Studies

Pharmacist and Physician Collaborative Prescribing: For Medication Renewals within a Primary Health Centre

Author: McKinnon A, Jorgenson D

Intervention Type: Revision of Professional Roles, Introduction of Clinical Multidisciplinary Teams

Disease State: Not specific to any chronic disease

Research Objective 

To determine if there is improvement in medication management when pharmacists and family physicians collaborate to prescribe medication renewals requested by fax

Methods 

Design: Non-randomized controlled trial that was 10 weeks in duration 

Study sample: Physicians and pharmacists (community, family health team (FHT)) 

Intervention:

Patients were enrolled in the intervention group if the renewal request from community pharmacist was received when the FHT pharmacist was working. If the pharmacist was not working, the patient was enrolled in the control group.

Group 1Intervention: Family Health Team (FHT) pharmacist received faxed medication renewal request from community pharmacy and reviewed patient's chart to determine if the medication renewal was appropriate without any type of further intervention/change (decision based on desired therapeutic effect and appropriate monitoring). Assessment was made with the family physician to either prescribe or not prescribe medication with or without any additional intervention.

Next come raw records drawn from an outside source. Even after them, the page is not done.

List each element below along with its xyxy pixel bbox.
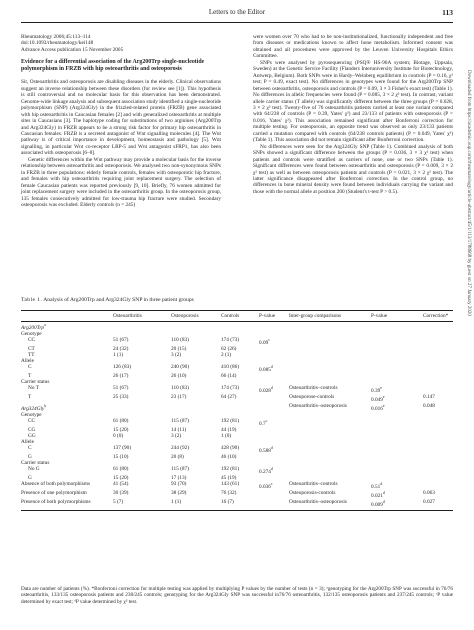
cell-text: 5 (7) (113, 498, 124, 505)
cell-text: 93 (70) (171, 481, 187, 488)
table-row (21, 337, 453, 346)
table-cell (113, 337, 171, 346)
table-cell (289, 481, 371, 490)
cell-text: 0 (0) (113, 432, 124, 439)
cell-text: Presence of one polymorphism (21, 489, 87, 496)
right-column (253, 34, 453, 195)
table-row (21, 394, 453, 403)
article-title: Evidence for a differential association of the Arg200Trp single-nucleotide polymorphism in FRZB with hip osteoarthritis and osteoporosis (21, 59, 205, 73)
cell-text: Carrier status (21, 460, 50, 466)
table-cell (289, 499, 371, 510)
cell-text: G (28, 474, 32, 481)
table-cell (423, 481, 453, 490)
cell-text: T (28, 373, 32, 380)
cell-text: 0.7 (259, 420, 266, 427)
cell-text: 174 (73) (221, 385, 240, 392)
cell-text: 0.588 (259, 447, 271, 454)
footnote-marker: e (382, 403, 385, 408)
table-cell (371, 445, 423, 454)
table-cell (371, 322, 423, 331)
table-cell (423, 385, 453, 394)
table-cell (259, 445, 289, 454)
table-cell (221, 394, 259, 403)
cell-text: Genotype (21, 411, 42, 418)
cell-text: 0.009 (371, 501, 383, 508)
table-cell (423, 394, 453, 403)
footnote-marker: c (265, 418, 268, 423)
table-cell (371, 466, 423, 475)
table-cell (113, 490, 171, 499)
table-cell (221, 364, 259, 373)
table-cell (171, 490, 221, 499)
table-cell (371, 364, 423, 373)
row-label (21, 322, 113, 331)
cell-text: 46 (10) (221, 453, 237, 460)
cell-text: 26 (17) (113, 373, 129, 380)
paragraph: were women over 70 who had to be non-institutionalized, functionally independent and free from diseases or medications known to affect bone metabolism. Informed consent was obtained and all procedures were approved by the Leuven University Hospitals Ethics Committee. (253, 34, 453, 60)
results-table (21, 310, 453, 511)
cell-text: CG (28, 426, 36, 433)
table-row (21, 385, 453, 394)
table-cell (259, 337, 289, 346)
header-rule (21, 22, 453, 23)
table-row (21, 364, 453, 373)
cell-text: C (28, 445, 32, 452)
cell-text: CC (28, 337, 36, 344)
footnote-marker: d (270, 365, 273, 370)
table-footnote: Data are number of patients (%). *Bonferroni correction for multiple testing was applied by multiplying P values by the number of tests (n = 3); ᵃgenotyping for the Arg200Trp SNP was successful in 76/76 osteoarthritis, 133/135 osteoporosis patients and 238/245 controls; genotyping for the Arg324Gly SNP was successful in76/76 osteoarthritis, 132/135 osteoporosis patients and 237/245 controls; ᶜP value determined by exact test; ᵈP value determined by χ² test. (21, 586, 453, 605)
article-meta (21, 34, 221, 53)
table-row (21, 322, 453, 331)
cell-text: 61 (80) (113, 417, 129, 424)
table-row (21, 481, 453, 490)
table-caption-label: Table 1. (21, 297, 43, 303)
table-cell (259, 394, 289, 403)
cell-text: 428 (90) (221, 445, 240, 452)
table-cell (113, 403, 171, 412)
table-cell (289, 337, 371, 346)
table-cell (171, 466, 221, 475)
cell-text: C (28, 364, 32, 371)
cell-text: 38 (29) (171, 489, 187, 496)
column-header: Controls (221, 311, 259, 322)
table-row (21, 490, 453, 499)
advance-access: Advance Access publication 15 November 2005 (21, 46, 124, 53)
table-cell (221, 385, 259, 394)
cell-text: Allele (21, 358, 34, 365)
table-cell (289, 394, 371, 403)
cell-text: 15 (20) (113, 474, 129, 481)
cell-text: CC (28, 417, 36, 424)
table-row (21, 445, 453, 454)
table-cell (171, 394, 221, 403)
row-label (21, 466, 113, 475)
cell-text: 244 (92) (171, 445, 190, 452)
table-cell (423, 322, 453, 331)
cell-text: 240 (90) (171, 364, 190, 371)
table-cell (171, 481, 221, 490)
cell-text: Osteoarthritis–controls (289, 385, 338, 392)
table-cell (259, 499, 289, 510)
cell-text: GG (28, 432, 36, 439)
table-cell (423, 418, 453, 427)
cell-text: 15 (10) (113, 453, 129, 460)
table-row (21, 499, 453, 510)
table-cell (171, 418, 221, 427)
column-header: Correction* (423, 311, 453, 322)
cell-text: No G (28, 466, 40, 473)
table-cell (113, 364, 171, 373)
cell-text: Arg324Gly (21, 405, 45, 412)
left-column (21, 34, 221, 208)
table-cell (371, 403, 423, 412)
cell-text: 25 (33) (113, 394, 129, 401)
row-label (21, 403, 113, 412)
table-cell (221, 403, 259, 412)
footnote-marker: e (380, 386, 382, 391)
table-cell (259, 403, 289, 412)
cell-text: 0.048 (423, 402, 435, 409)
table-caption-text: Analysis of Arg200Trp and Arg324Gly SNP in three patient groups (43, 297, 194, 303)
download-note-text: Downloaded from https://academic.oup.com/rheumatology/article-abstract/45/1/113/1788668 by guest on 27 January 2020 (466, 70, 471, 316)
cell-text: 2 (1) (221, 352, 232, 358)
table-cell (113, 499, 171, 510)
cell-text: G (28, 453, 32, 460)
cell-text: 15 (20) (113, 426, 129, 433)
cell-text: 192 (81) (221, 466, 240, 473)
footnote-marker: d (270, 446, 273, 451)
table-cell (221, 481, 259, 490)
column-header: Inter-group comparisons (289, 311, 371, 322)
table-cell (221, 466, 259, 475)
table-cell (371, 418, 423, 427)
table-cell (113, 466, 171, 475)
footnote-marker: d (382, 499, 385, 504)
table-cell (113, 481, 171, 490)
table-body (21, 322, 453, 511)
table-cell (171, 403, 221, 412)
table-cell (113, 322, 171, 331)
cell-text: 0.021 (371, 492, 383, 499)
table-cell (113, 394, 171, 403)
cell-text: 61 (80) (113, 466, 129, 473)
footnote-marker: c (270, 482, 273, 487)
table-cell (371, 499, 423, 510)
cell-text: 51 (67) (113, 337, 129, 344)
cell-text: Genotype (21, 330, 42, 337)
cell-text: 143 (61) (221, 481, 240, 488)
cell-text: 3 (2) (171, 432, 182, 439)
cell-text: 0.063 (423, 489, 435, 496)
footnote-marker: a (44, 323, 46, 328)
cell-text: TT (28, 352, 35, 358)
cell-text: 30 (39) (113, 489, 129, 496)
cell-text: T (28, 394, 32, 401)
cell-text: 45 (19) (221, 474, 237, 481)
cell-text: 20 (8) (171, 453, 184, 460)
cell-text: Absence of both polymorphisms (21, 481, 90, 488)
cell-text: 0.016 (371, 405, 383, 412)
journal-citation: Rheumatology 2006;45:113–114 (21, 34, 91, 40)
table-cell (171, 445, 221, 454)
footnote-marker: e (382, 395, 385, 400)
footnote-marker: d (270, 386, 273, 391)
cell-text: 51 (67) (113, 385, 129, 392)
cell-text: 20 (15) (171, 345, 187, 352)
table-cell (221, 490, 259, 499)
cell-text: Osteoarthritis–controls (289, 481, 338, 488)
footnote-marker: d (270, 467, 273, 472)
paragraph: No differences were seen for the Arg324Gly SNP (Table 1). Combined analysis of both SNPs showed a significant difference between the groups (P = 0.036, 3 × 3 χ² test) when patients and controls were stratified as carriers of none, one or two SNPs (Table 1). Significant differences were found between osteoarthritis and osteoporosis (P = 0.009, 3 × 2 χ² test) as well as between osteoporosis patients and controls (P = 0.021, 3 × 2 χ² test). The latter significance disappeared after Bonferroni correction. In the control group, no differences in bone mineral density were found between individuals carrying the variant and those with the normal allele at position 200 (Student's t-test P > 0.5). (253, 143, 453, 195)
cell-text: 0.39 (371, 388, 381, 394)
footnote-marker: d (380, 482, 383, 487)
cell-text: 174 (73) (221, 337, 240, 344)
table-cell (289, 418, 371, 427)
cell-text: 110 (83) (171, 337, 189, 344)
cell-text: 0.147 (423, 394, 435, 401)
table-cell (259, 364, 289, 373)
table-cell (423, 466, 453, 475)
cell-text: 0.09 (259, 339, 269, 346)
table-cell (259, 322, 289, 331)
cell-text: 410 (86) (221, 364, 240, 371)
cell-text: 16 (7) (221, 498, 234, 505)
footnote-marker: d (382, 490, 385, 495)
cell-text: 17 (13) (171, 474, 187, 481)
paragraph: Sir, Osteoarthritis and osteoporosis are disabling diseases in the elderly. Clinical observations suggest an inverse relationship between these disorders (for review see [1]). This hypothesis is still controversial and no molecular basis for this observation has been demonstrated. Genome-wide linkage analysis and subsequent association study identified a single-nucleotide polymorphism (SNP) (Arg324Gly) in the frizzled-related protein (FRZB) gene associated with hip osteoarthritis in Caucasian females [2] and with generalized osteoarthritis at multiple sites in Caucasians [3]. The haplotype coding for substitutions of two arginines (Arg200Trp and Arg324Gly) in FRZB appears to be a strong risk factor for primary hip osteoarthritis in Caucasian females. FRZB is a secreted antagonist of Wnt signalling molecules [4]. The Wnt pathway is of critical importance in development, homeostasis and pathology [5]. Wnt signalling, in particular Wnt co-receptor LRP-5 and Wnt antagonist sFRP1, has also been associated with osteoporosis [6–8]. (21, 79, 221, 157)
table-cell (371, 490, 423, 499)
cell-text: Osteoarthritis–osteoporosis (289, 498, 347, 505)
table-cell (423, 445, 453, 454)
cell-text: 41 (54) (113, 481, 129, 488)
cell-text: 0.027 (423, 498, 435, 505)
table-cell (423, 499, 453, 510)
cell-text: 110 (83) (171, 385, 189, 392)
cell-text: 3 (2) (171, 352, 182, 358)
table-cell (289, 466, 371, 475)
cell-text: Arg200Trp (21, 324, 45, 331)
cell-text: Osteoarthritis–osteoporosis (289, 402, 347, 409)
cell-text: 23 (17) (171, 394, 187, 401)
cell-text: Allele (21, 438, 34, 445)
table-row (21, 466, 453, 475)
running-title: Letters to the Editor (208, 8, 266, 16)
table-cell (289, 490, 371, 499)
table-cell (221, 418, 259, 427)
table-row (21, 418, 453, 427)
table-cell (371, 481, 423, 490)
table-cell (259, 490, 289, 499)
row-label (21, 499, 113, 510)
cell-text: 0.085 (259, 366, 271, 373)
table-cell (423, 490, 453, 499)
column-header (21, 311, 113, 322)
cell-text: 115 (87) (171, 417, 189, 424)
table-cell (289, 403, 371, 412)
table-header-row (21, 311, 453, 322)
table-cell (289, 385, 371, 394)
column-header: P-value (259, 311, 289, 322)
footnote-marker: b (44, 403, 47, 408)
table-caption (21, 297, 194, 303)
cell-text: 66 (14) (221, 373, 237, 380)
cell-text: No T (28, 385, 39, 392)
cell-text: Presence of both polymorphisms (21, 498, 91, 505)
table-cell (113, 418, 171, 427)
table-cell (221, 322, 259, 331)
cell-text: 0.274 (259, 468, 271, 475)
cell-text: 62 (26) (221, 345, 237, 352)
table-cell (171, 337, 221, 346)
cell-text: 26 (10) (171, 373, 187, 380)
cell-text: 44 (19) (221, 426, 237, 433)
cell-text: CT (28, 345, 35, 352)
footnote-marker: c (268, 338, 270, 343)
cell-text: 0.036 (259, 483, 271, 490)
table-cell (371, 394, 423, 403)
table-cell (423, 403, 453, 412)
cell-text: 0.049 (371, 396, 383, 403)
table-cell (371, 385, 423, 394)
table-row (21, 403, 453, 412)
cell-text: 64 (27) (221, 394, 237, 401)
table-cell (289, 364, 371, 373)
cell-text: 0.028 (259, 388, 271, 394)
running-header (0, 8, 474, 22)
doi[interactable]: doi:10.1093/rheumatology/kei148 (21, 40, 94, 47)
column-header: Osteoarthritis (113, 311, 171, 322)
cell-text: Osteoporose-controls (289, 394, 335, 401)
cell-text: 0.51 (371, 483, 381, 490)
cell-text: 1 (1) (113, 352, 124, 358)
table-cell (259, 385, 289, 394)
paragraph: Genetic differences within the Wnt pathway may provide a molecular basis for the inverse relationship between osteoarthritis and osteoporosis. We analysed two non-synonymous SNPs in FRZB in three populations: elderly female controls, females with osteoporotic hip fracture, and females with hip osteoarthritis requiring joint replacement surgery. The selection of female Caucasian patients was reported previously [9, 10]. Briefly, 76 women admitted for joint replacement surgery were included in the osteoarthritis group. In the osteoporosis group, 135 females consecutively admitted for low-trauma hip fracture were studied. Secondary osteoporosis was excluded. Elderly controls (n = 245) (21, 156, 221, 208)
table-cell (171, 385, 221, 394)
cell-text: Osteoporosis-controls (289, 489, 336, 496)
table-cell (371, 337, 423, 346)
table-cell (289, 322, 371, 331)
cell-text: 115 (87) (171, 466, 189, 473)
page-number: 113 (442, 8, 453, 17)
cell-text: 126 (83) (113, 364, 132, 371)
table-cell (171, 364, 221, 373)
table-cell (259, 481, 289, 490)
cell-text: 1 (1) (171, 498, 182, 505)
table-cell (221, 337, 259, 346)
table-cell (259, 466, 289, 475)
cell-text: 1 (0) (221, 432, 232, 439)
cell-text: 192 (81) (221, 417, 240, 424)
table-cell (171, 322, 221, 331)
row-label (21, 337, 113, 346)
row-label (21, 418, 113, 427)
table-cell (113, 385, 171, 394)
table-cell (221, 499, 259, 510)
cell-text: Carrier status (21, 379, 50, 386)
cell-text: 24 (32) (113, 345, 129, 352)
table-cell (289, 445, 371, 454)
row-label (21, 394, 113, 403)
row-label (21, 490, 113, 499)
row-label (21, 385, 113, 394)
column-header: Osteoporosis (171, 311, 221, 322)
download-note (464, 70, 472, 530)
row-label (21, 445, 113, 454)
cell-text: 76 (32) (221, 489, 237, 496)
table-cell (171, 499, 221, 510)
cell-text: 14 (11) (171, 426, 187, 433)
row-label (21, 364, 113, 373)
row-label (21, 481, 113, 490)
table-cell (259, 418, 289, 427)
table-cell (221, 445, 259, 454)
table-cell (423, 364, 453, 373)
cell-text: 137 (90) (113, 445, 132, 452)
paragraph: SNPs were analysed by pyrosequencing (PSQ® HS-96A system; Biotage, Uppsala, Sweden) at the Genetic Service Facility (Flanders Interuniversity Institute for Biotechnology, Antwerp, Belgium). Both SNPs were in Hardy–Weinberg equilibrium in controls (P = 0.16, χ² test; P = 0.49, exact test). No differences in genotypes were found for the Arg200Trp SNP between osteoarthritis, osteoporosis and controls (P = 0.09, 3 × 3 Fisher's exact test) (Table 1). No differences in allelic frequencies were found (P = 0.085, 3 × 2 χ² test). In contrast, variant allele carrier status (T allele) was significantly different between the three groups (P = 0.028, 3 × 2 χ² test). Twenty-five of 76 osteoarthritis patients carried at least one variant compared with 64/238 of controls (P = 0.39, Yates' χ²) and 23/133 of patients with osteoporosis (P = 0.016, Yates' χ²). This association remained significant after Bonferroni correction for multiple testing. For osteoporosis, an opposite trend was observed as only 23/133 patients carried a mutation compared with controls (64/238 controls patients) (P = 0.049, Yates' χ²) (Table 1). This association did not remain significant after Bonferroni correction. (253, 59, 453, 144)
table-cell (113, 445, 171, 454)
column-header: P-value (371, 311, 423, 322)
table-cell (423, 337, 453, 346)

Group 2Control: No intervention control group; renewal request directed to physician as per usual care 

Medication Prescribing and Use Outcome(s)

  • Number of medication renewal requests authorized with no recommendations or interventions
  • Medication-related problems identified and resulting medication changes made 

Other Outcome(s)

  • Monitoring tests ordered
  • New appointments scheduled 

Key Results  

  • Significantly more patients in the control group had renewals authorized without intervention (75.5% vs. 52.9%, p=0.001), suggesting that the intervention group had more activity generated as a result of the renewal requests
  • Intervention group had significantly more medication-related problem identified (26 vs. 10, p=0.031)
  • Intervention patients were recalled for physician appointments more often (31 vs. 21, p=0.049)
  • No significant difference in number of monitoring tests ordered 

Key Implementation Issues 

  • Erratic nature in which the requests were received made this intervention a considerable workflow disruption for the FHT pharmacist
  • May be more efficient for pharmacist to independently authorize prescriptions in scenarios where the patient had recently visited the physician or were scheduled to do so in the future and only consult physician in cases that require intervention

Citation(s)

Pharmacist and Physician Collaborative Prescribing: For Medication Renewals within a Primary Health Centre. McKinnon A, Jorgenson D. (2009). Canadian Family Physician, 55, e86-91.